Animal Tracks
Album Summary
Animal Tracks came roaring out in 1965, released on Columbia Records in the UK and MGM Records in the US, and it caught The Animals at that glorious moment when everything they touched turned to pure, uncut electricity. Produced by the one and only Mickie Most, this record was laid down fast and fierce — the way all great music should be made — with that live-in-the-room energy bleeding through every groove. Eric Burdon and the boys weren't trying to pretty anything up. They were digging deep into American blues and R&B soil, pulling up roots and replanting them on British stages and turntables, and the result was something that sounded like it was recorded at two in the morning with the lights turned low and the amps turned all the way up.
Reception
- Animal Tracks reached number 6 on the UK Albums Chart in 1965, a strong showing that confirmed The Animals were no one-hit phenomenon — they were a genuine force in their home country's musical landscape.

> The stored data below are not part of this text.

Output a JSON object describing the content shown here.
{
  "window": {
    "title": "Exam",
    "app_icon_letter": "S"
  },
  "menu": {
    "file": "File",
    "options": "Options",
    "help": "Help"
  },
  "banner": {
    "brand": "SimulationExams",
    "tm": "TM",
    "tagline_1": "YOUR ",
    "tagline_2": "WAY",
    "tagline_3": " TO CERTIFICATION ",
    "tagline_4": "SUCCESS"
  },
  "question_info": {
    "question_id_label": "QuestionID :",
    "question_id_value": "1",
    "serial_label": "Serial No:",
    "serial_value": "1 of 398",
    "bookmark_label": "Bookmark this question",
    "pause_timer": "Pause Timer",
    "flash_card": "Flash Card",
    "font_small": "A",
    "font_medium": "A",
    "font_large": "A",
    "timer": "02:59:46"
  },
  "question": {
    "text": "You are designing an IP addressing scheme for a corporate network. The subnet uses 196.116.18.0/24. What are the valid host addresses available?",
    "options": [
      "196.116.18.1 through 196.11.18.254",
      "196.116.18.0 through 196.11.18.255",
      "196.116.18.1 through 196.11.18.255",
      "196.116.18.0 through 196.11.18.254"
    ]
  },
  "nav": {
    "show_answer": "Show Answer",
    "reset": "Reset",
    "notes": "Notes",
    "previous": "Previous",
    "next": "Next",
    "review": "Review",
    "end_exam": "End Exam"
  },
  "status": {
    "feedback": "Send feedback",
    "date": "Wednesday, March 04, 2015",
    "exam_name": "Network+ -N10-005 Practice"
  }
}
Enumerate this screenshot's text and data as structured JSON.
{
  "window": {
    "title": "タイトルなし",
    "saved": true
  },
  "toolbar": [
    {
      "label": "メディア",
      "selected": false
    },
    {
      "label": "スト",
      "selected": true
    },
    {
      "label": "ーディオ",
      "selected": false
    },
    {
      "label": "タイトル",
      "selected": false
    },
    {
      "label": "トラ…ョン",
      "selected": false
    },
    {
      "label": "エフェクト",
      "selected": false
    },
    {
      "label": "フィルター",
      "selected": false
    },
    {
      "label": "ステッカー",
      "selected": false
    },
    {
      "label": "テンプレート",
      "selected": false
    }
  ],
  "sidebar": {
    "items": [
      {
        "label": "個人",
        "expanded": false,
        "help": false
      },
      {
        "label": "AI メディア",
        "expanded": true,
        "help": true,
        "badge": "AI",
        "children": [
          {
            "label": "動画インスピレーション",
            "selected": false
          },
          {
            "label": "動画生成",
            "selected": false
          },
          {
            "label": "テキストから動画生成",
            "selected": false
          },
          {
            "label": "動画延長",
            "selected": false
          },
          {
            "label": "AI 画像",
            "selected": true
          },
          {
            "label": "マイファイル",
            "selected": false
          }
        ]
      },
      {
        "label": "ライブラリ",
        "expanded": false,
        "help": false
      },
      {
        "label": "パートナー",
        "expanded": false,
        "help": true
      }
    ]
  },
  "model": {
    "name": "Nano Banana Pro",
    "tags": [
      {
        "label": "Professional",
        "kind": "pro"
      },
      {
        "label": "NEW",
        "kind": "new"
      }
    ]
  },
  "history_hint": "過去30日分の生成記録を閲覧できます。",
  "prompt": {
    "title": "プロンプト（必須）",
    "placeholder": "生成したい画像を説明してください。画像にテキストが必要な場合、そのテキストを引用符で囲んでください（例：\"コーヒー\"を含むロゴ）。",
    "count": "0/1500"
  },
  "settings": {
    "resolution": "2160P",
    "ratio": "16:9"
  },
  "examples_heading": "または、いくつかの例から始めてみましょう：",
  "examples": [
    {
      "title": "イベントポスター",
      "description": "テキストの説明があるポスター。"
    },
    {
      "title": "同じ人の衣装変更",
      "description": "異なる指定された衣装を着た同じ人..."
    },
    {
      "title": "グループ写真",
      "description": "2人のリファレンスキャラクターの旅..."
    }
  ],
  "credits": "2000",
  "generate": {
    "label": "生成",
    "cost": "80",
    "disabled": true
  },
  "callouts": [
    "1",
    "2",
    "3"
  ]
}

- The album found a receptive audience in the United States as well, where the British Invasion had primed American listeners to embrace exactly this kind of raw, blues-soaked energy coming across the Atlantic.

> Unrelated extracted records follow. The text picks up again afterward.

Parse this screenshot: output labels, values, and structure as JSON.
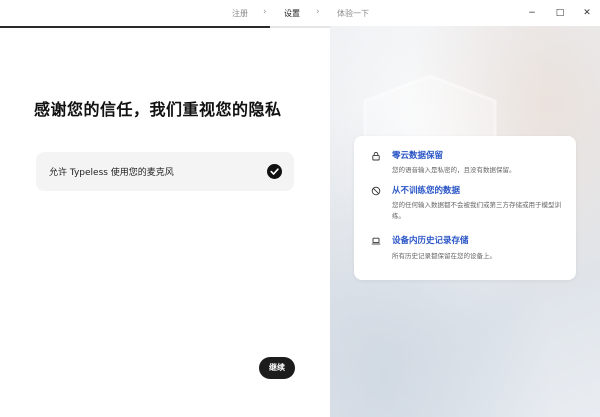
{
  "steps": [
    {
      "label": "注册",
      "active": false
    },
    {
      "label": "设置",
      "active": true
    },
    {
      "label": "体验一下",
      "active": false
    }
  ],
  "window_controls": {
    "minimize": "−",
    "maximize": "□",
    "close": "✕"
  },
  "progress": {
    "fraction": 0.45
  },
  "main": {
    "heading": "感谢您的信任，我们重视您的隐私",
    "permission": {
      "label": "允许 Typeless 使用您的麦克风",
      "checked": true
    },
    "continue_label": "继续"
  },
  "privacy": {
    "items": [
      {
        "icon": "lock-icon",
        "title": "零云数据保留",
        "desc": "您的语音输入是私密的，且没有数据保留。"
      },
      {
        "icon": "ban-icon",
        "title": "从不训练您的数据",
        "desc": "您的任何输入数据都不会被我们或第三方存储或用于模型训练。"
      },
      {
        "icon": "laptop-icon",
        "title": "设备内历史记录存储",
        "desc": "所有历史记录都保留在您的设备上。"
      }
    ]
  },
  "colors": {
    "accent": "#2a56c6",
    "button": "#1c1c1c"
  }
}
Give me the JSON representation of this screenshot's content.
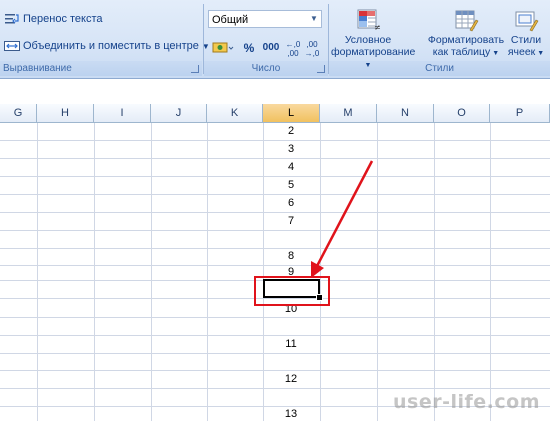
{
  "ribbon": {
    "alignment_group": {
      "wrap_text_label": "Перенос текста",
      "merge_center_label": "Объединить и поместить в центре",
      "group_label": "Выравнивание"
    },
    "number_group": {
      "format_value": "Общий",
      "percent_label": "%",
      "thousands_label": "000",
      "group_label": "Число"
    },
    "styles_group": {
      "conditional_formatting_label_1": "Условное",
      "conditional_formatting_label_2": "форматирование",
      "format_as_table_label_1": "Форматировать",
      "format_as_table_label_2": "как таблицу",
      "cell_styles_label_1": "Стили",
      "cell_styles_label_2": "ячеек",
      "group_label": "Стили"
    }
  },
  "sheet": {
    "columns": [
      "G",
      "H",
      "I",
      "J",
      "K",
      "L",
      "M",
      "N",
      "O",
      "P"
    ],
    "active_column": "L",
    "l_column_values": [
      "2",
      "3",
      "4",
      "5",
      "6",
      "7",
      "8",
      "9",
      "10",
      "11",
      "12",
      "13"
    ]
  },
  "annotation": {
    "arrow_color": "#e0131b",
    "box_color": "#e0131b"
  },
  "watermark": "user-life.com"
}
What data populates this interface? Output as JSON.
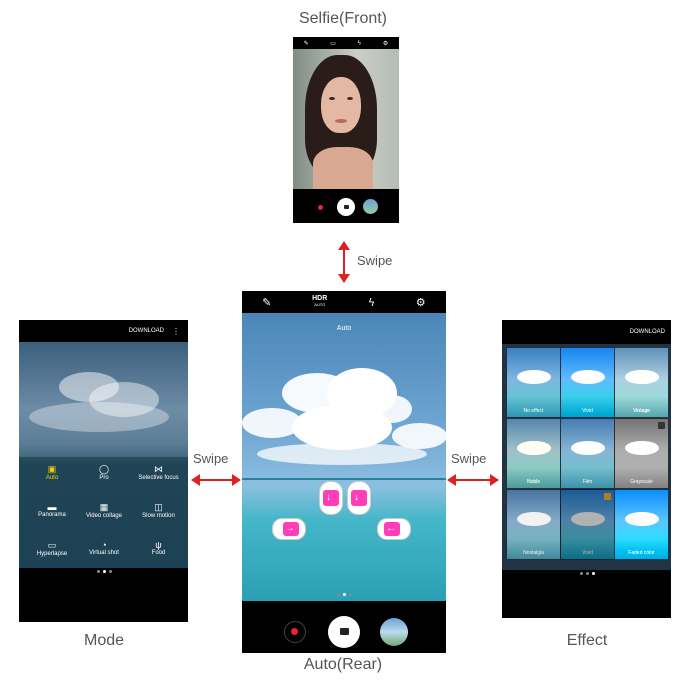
{
  "captions": {
    "top": "Selfie(Front)",
    "center": "Auto(Rear)",
    "left": "Mode",
    "right": "Effect"
  },
  "swipe": {
    "up": "Swipe",
    "left": "Swipe",
    "right": "Swipe"
  },
  "rear_screen": {
    "mode_label": "Auto",
    "hdr_label": "HDR",
    "hdr_sub": "AUTO"
  },
  "mode_screen": {
    "download": "DOWNLOAD",
    "items": [
      {
        "label": "Auto",
        "icon": "camera-icon"
      },
      {
        "label": "Pro",
        "icon": "aperture-icon"
      },
      {
        "label": "Selective focus",
        "icon": "focus-icon"
      },
      {
        "label": "Panorama",
        "icon": "panorama-icon"
      },
      {
        "label": "Video collage",
        "icon": "collage-icon"
      },
      {
        "label": "Slow motion",
        "icon": "slow-motion-icon"
      },
      {
        "label": "Hyperlapse",
        "icon": "hyperlapse-icon"
      },
      {
        "label": "Virtual shot",
        "icon": "virtual-shot-icon"
      },
      {
        "label": "Food",
        "icon": "food-icon"
      }
    ]
  },
  "effect_screen": {
    "download": "DOWNLOAD",
    "tiles": [
      "No effect",
      "Vivid",
      "Vintage",
      "Noble",
      "Film",
      "Grayscale",
      "Nostalgia",
      "Vivid",
      "Faded color"
    ]
  },
  "colors": {
    "arrow": "#e02020",
    "touch": "#ff3db7",
    "mode_selected": "#f0d000"
  }
}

- Critics took note of the album's honest, unvarnished sensibility, recognizing that The Animals were operating in a different spirit than their more pop-polished contemporaries — these were musicians treating the blues with real reverence and real grit.
Significance
- Animal Tracks stands as one of the purest expressions of The Animals' mission to carry American blues and R&B tradition into the heart of 1960s rock, shining a light on that sacred lineage for an entire generation of young listeners who might never have found their way there otherwise.
- The album cemented the band's identity as the rougher, rawer conscience of the British Invasion — less interested in chart calculations than in feel, soul, and truth — and that posture became a touchstone for the hard rock and blues-rock artists who followed in their wake.

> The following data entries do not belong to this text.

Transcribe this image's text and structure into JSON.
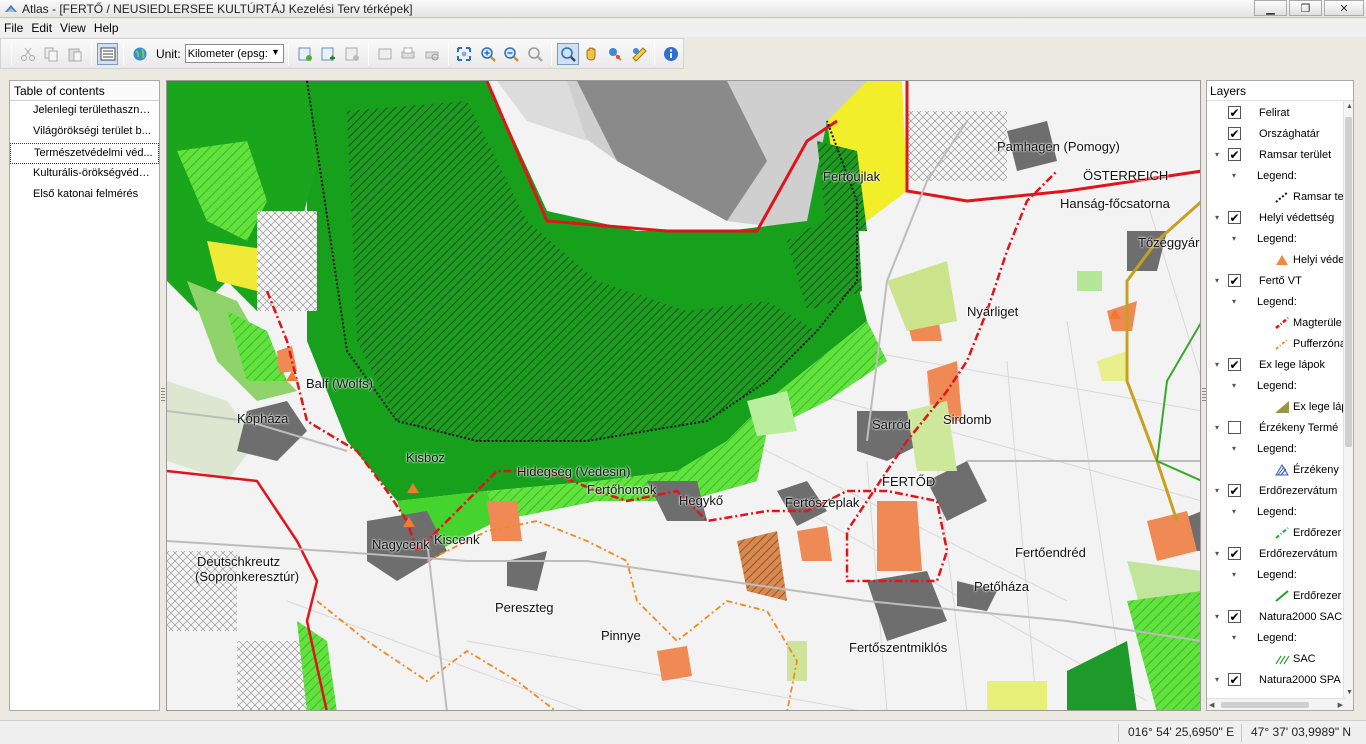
{
  "window": {
    "title": "Atlas - [FERTŐ / NEUSIEDLERSEE KULTÚRTÁJ Kezelési Terv térképek]",
    "controls": [
      "▁",
      "❐",
      "✕"
    ]
  },
  "menu": [
    "File",
    "Edit",
    "View",
    "Help"
  ],
  "toolbar": {
    "unit_label": "Unit:",
    "unit_value": "Kilometer (epsg:"
  },
  "toc": {
    "header": "Table of contents",
    "items": [
      "Jelenlegi területhasználat",
      "Világörökségi terület  b...",
      "Természetvédelmi véd...",
      "Kulturális-örökségvédelem",
      "Első katonai felmérés"
    ]
  },
  "map": {
    "labels": [
      "Pamhagen (Pomogy)",
      "ÖSTERREICH",
      "Hanság-főcsatorna",
      "Fertőújlak",
      "Tőzeggyár",
      "Nyárliget",
      "Balf (Wolfs)",
      "Kópháza",
      "Sarród",
      "Sirdomb",
      "Kisboz",
      "Hidegség (Vedesin)",
      "FERTŐD",
      "Fertőhomok",
      "Hegykő",
      "Fertőszéplak",
      "Nagycenk",
      "Kiscenk",
      "Fertőendréd",
      "Deutschkreutz",
      "(Sopronkeresztúr)",
      "Pereszteg",
      "Petőháza",
      "Pinnye",
      "Fertőszentmiklós"
    ]
  },
  "layers": {
    "header": "Layers",
    "rows": [
      {
        "type": "layer",
        "label": "Felirat",
        "checked": true,
        "expander": ""
      },
      {
        "type": "layer",
        "label": "Országhatár",
        "checked": true,
        "expander": ""
      },
      {
        "type": "layer",
        "label": "Ramsar terület",
        "checked": true,
        "expander": "▾"
      },
      {
        "type": "legend",
        "label": "Legend:"
      },
      {
        "type": "symbol",
        "label": "Ramsar te",
        "symbol": "dotted-black"
      },
      {
        "type": "layer",
        "label": "Helyi védettség",
        "checked": true,
        "expander": "▾"
      },
      {
        "type": "legend",
        "label": "Legend:"
      },
      {
        "type": "symbol",
        "label": "Helyi véde",
        "symbol": "orange-triangle"
      },
      {
        "type": "layer",
        "label": "Fertő VT",
        "checked": true,
        "expander": "▾"
      },
      {
        "type": "legend",
        "label": "Legend:"
      },
      {
        "type": "symbol",
        "label": "Magterüle",
        "symbol": "red-dashdot"
      },
      {
        "type": "symbol",
        "label": "Pufferzóna",
        "symbol": "orange-dashdot"
      },
      {
        "type": "layer",
        "label": "Ex lege lápok",
        "checked": true,
        "expander": "▾"
      },
      {
        "type": "legend",
        "label": "Legend:"
      },
      {
        "type": "symbol",
        "label": "Ex lege láp",
        "symbol": "olive-fill"
      },
      {
        "type": "layer",
        "label": "Érzékeny Termé",
        "checked": false,
        "expander": "▾"
      },
      {
        "type": "legend",
        "label": "Legend:"
      },
      {
        "type": "symbol",
        "label": "Érzékeny",
        "symbol": "blue-hatch"
      },
      {
        "type": "layer",
        "label": "Erdőrezervátum",
        "checked": true,
        "expander": "▾"
      },
      {
        "type": "legend",
        "label": "Legend:"
      },
      {
        "type": "symbol",
        "label": "Erdőrezer",
        "symbol": "green-dashdot"
      },
      {
        "type": "layer",
        "label": "Erdőrezervátum",
        "checked": true,
        "expander": "▾"
      },
      {
        "type": "legend",
        "label": "Legend:"
      },
      {
        "type": "symbol",
        "label": "Erdőrezer",
        "symbol": "green-line"
      },
      {
        "type": "layer",
        "label": "Natura2000 SAC",
        "checked": true,
        "expander": "▾"
      },
      {
        "type": "legend",
        "label": "Legend:"
      },
      {
        "type": "symbol",
        "label": "SAC",
        "symbol": "green-hatch"
      },
      {
        "type": "layer",
        "label": "Natura2000 SPA",
        "checked": true,
        "expander": "▾"
      }
    ]
  },
  "status": {
    "longitude": "016° 54' 25,6950\" E",
    "latitude": "47° 37' 03,9989\" N"
  },
  "colors": {
    "forest_dark": "#0c8a1f",
    "forest": "#1aa81e",
    "green_light": "#58e23a",
    "yellow": "#f2ee2a",
    "orange": "#f08a55",
    "border_red": "#e0141a"
  }
}
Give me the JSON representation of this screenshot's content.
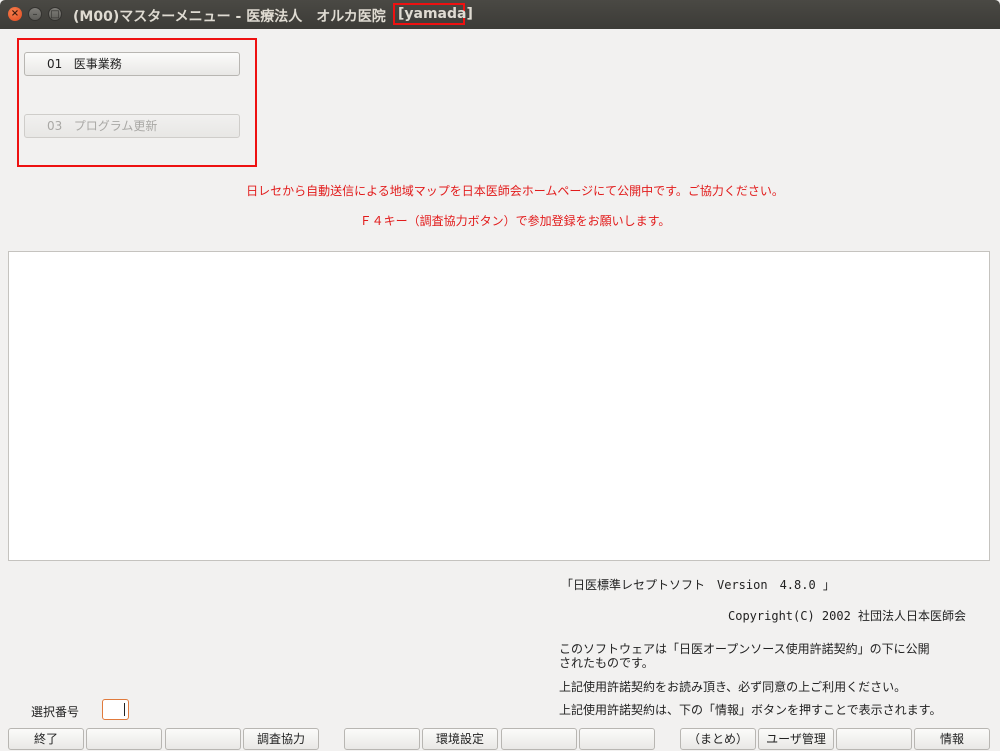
{
  "window": {
    "title": "(M00)マスターメニュー - 医療法人　オルカ医院",
    "user": "[yamada]"
  },
  "menu": {
    "items": [
      {
        "number": "01",
        "label": "医事業務",
        "enabled": true
      },
      {
        "number": "03",
        "label": "プログラム更新",
        "enabled": false
      }
    ]
  },
  "notice": {
    "line1": "日レセから自動送信による地域マップを日本医師会ホームページにて公開中です。ご協力ください。",
    "line2": "Ｆ４キー（調査協力ボタン）で参加登録をお願いします。"
  },
  "info": {
    "version": "「日医標準レセプトソフト　Version　4.8.0 」",
    "copyright": "Copyright(C) 2002 社団法人日本医師会",
    "license1": "このソフトウェアは「日医オープンソース使用許諾契約」の下に公開",
    "license2": "されたものです。",
    "license3": "上記使用許諾契約をお読み頂き、必ず同意の上ご利用ください。",
    "license4": "上記使用許諾契約は、下の「情報」ボタンを押すことで表示されます。"
  },
  "selection": {
    "label": "選択番号",
    "value": ""
  },
  "fkeys": [
    "終了",
    "",
    "",
    "調査協力",
    "",
    "環境設定",
    "",
    "",
    "（まとめ）",
    "ユーザ管理",
    "",
    "情報"
  ]
}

- With its unapologetically direct production aesthetic, Animal Tracks helped carve out space within the mainstream rock album format for a harder, less commercial sound, proving that a record could be both widely heard and uncompromisingly honest at the same time.
Samples
- We Gotta Get Out Of This Place — one of the most enduring songs in the rock canon, widely interpolated and referenced across decades of popular music, with its bass riff and spirit invoked by numerous artists across rock, hip-hop, and beyond.
- Don't Let Me Be Misunderstood — sampled and interpolated by multiple artists across genres, most famously repurposed by Santa Esmeralda in their 1977 disco arrangement, which itself became a widely sampled source in hip-hop production.
- Bring It On Home To Me — the Animals' reading of this Sam Cooke classic has been referenced and sampled within soul and R&B contexts, carrying forward the emotional weight of the original into new generations of recorded music.
Tracklist
-
A1 We Gotta Get Out Of This Place 123 3:17
-
A2 Take It Easy Baby — 2:51
-
A3 Bring It On Home To Me 124 2:40
-
A4 The Story Of Bo Diddley 121 5:42
-
B1 Don't Let Me Be Misunderstood 112 2:26
-
B2 I Can't Believe It 184 3:35
-
B3 Club A-Go-Go 73 2:19
-
B4 Roberta 177 2:04
-
B5 Bury My Body 129 2:52
-
B6 For Miss Caulker 183 3:55
Artist Details
The Animals were a British rock band formed in Newcastle upon Tyne, England, in 1964, fronted by the powerful blues vocalist Eric Burdon alongside keyboardist Alan Price, guitarist Hilton Valentine, bassist Chas Chandler, and drummer John Steel. Their sound was rooted in rhythm and blues, rock and roll, and folk influences, setting them apart from many of their British Invasion contemporaries with a rawer, darker edge. Their breakthrough hit, a dramatic reworking of the traditional folk song House of the Rising Sun, reached number one on both sides of the Atlantic in 1964 and became one of the most iconic recordings of the era, notable for its haunting arrangement and Burdon's emotionally intense delivery. The Animals were central figures in the British Invasion, helping to introduce American blues and R&B back to international audiences in a new form, and their work influenced countless rock and blues-rock artists in subsequent decades. Though the classic lineup disbanded in 1966, the band reunited in various forms over the years, and their legacy endures as a defining example of British blues-influenced rock at its most visceral and expressive.